Andante sostenuto – Allegro risoluto. Two pilgrims tell Ilya to become a bogatyr. The most powerful bogatyr, Svyatogor, bequeaths his strength to Ilya as he dies.

=== II. Solovei the Brigand ===
Andante. Ilya encounters Solovei the Brigand, a bandit whose whistle can kill. Ilya shoots him in the eye with an arrow and drags his body to the palace of Prince Vladimir.

=== III. The Palace of Prince Vladimir ===
Allegro. Vladimir the Great of Kiev holds a great feast, at which Ilya decapitates Solovei.

=== IV. The Feats of Valor and the Petrification of Ilya Muromets ===
Allegro tumultuoso – Tranquillo – Maestoso solemne – Andante sostenuto. Ilya defeats Batygha the Wicked and his army of pagans in a great battle. Ilya and his bogatyrs later encounter two heavenly warriors who multiply each time they are killed; pushed to retreat, Ilya and his men are transformed into stone. This movement quotes Taneyev's cantata "John of Damascus" Op. 1 quite frequently.

==Instrumentation==
The symphony calls for piccolo, 3 flutes, 3 oboes, cor anglais, 3 clarinets, bass clarinet, 3 bassoons, contrabassoon, 8 horns, 4 trumpets, 4 trombones, tuba, percussion (timpani, triangle, glockenspiel, snare drum, bass drum, gong, and cymbals), celesta, 2 harps, and strings.

==Recordings==
The work was a favorite of Leopold Stokowski, who recorded it three times. In 1952 Hermann Scherchen recorded the complete work with the Vienna State Opera Orchestra for Westminster Records.
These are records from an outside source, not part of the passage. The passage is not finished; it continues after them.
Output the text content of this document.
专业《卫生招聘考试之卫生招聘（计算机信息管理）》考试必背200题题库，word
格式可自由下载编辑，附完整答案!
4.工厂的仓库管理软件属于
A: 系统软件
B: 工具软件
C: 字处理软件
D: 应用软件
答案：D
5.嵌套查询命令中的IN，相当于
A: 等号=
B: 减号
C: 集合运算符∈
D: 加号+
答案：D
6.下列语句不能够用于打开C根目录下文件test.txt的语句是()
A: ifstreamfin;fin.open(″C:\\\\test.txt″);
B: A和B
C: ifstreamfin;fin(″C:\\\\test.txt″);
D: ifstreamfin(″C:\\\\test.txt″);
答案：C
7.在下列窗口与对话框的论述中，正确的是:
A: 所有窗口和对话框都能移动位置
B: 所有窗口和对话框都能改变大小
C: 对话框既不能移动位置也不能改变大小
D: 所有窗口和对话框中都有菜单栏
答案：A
Some recordings have significant cuts in the last movement. Other recordings are:

- Downes, Sir Edward; BBC Philharmonic
- Faletta, JoAnn; Buffalo Philharmonic Orchestra
- Farberman, Harold; Royal Philharmonic Orchestra
- Feltz, Gabriel; Belgrade Philharmonic
- Fricsay, Ferenc; RIAS Symphonie-Orchester Berlin
- Johanos, Donald; Czecho-Slovak Radio Symphony Orchestra
- Rakhlin, Nathan; Moscow Radio & Television Symphony Orchestra
- Botstein, Leon; London Symphony Orchestra

With significant cuts:

- Golovchin, Igor; USSR State Symphony Orchestra
- Ormandy, Eugene; Philadelphia Orchestra
- Rachmilovich, Jacques; St. Cecilia Academy Orchestra
It was also performed by John Barnett and the National Orchestral Association, Artur Rodziński with the New York Philharmonic, Charles Dutoit and the Montreal Symphony Orchestra, and Vassily Sinaisky and the BBC Philharmonic for the Proms.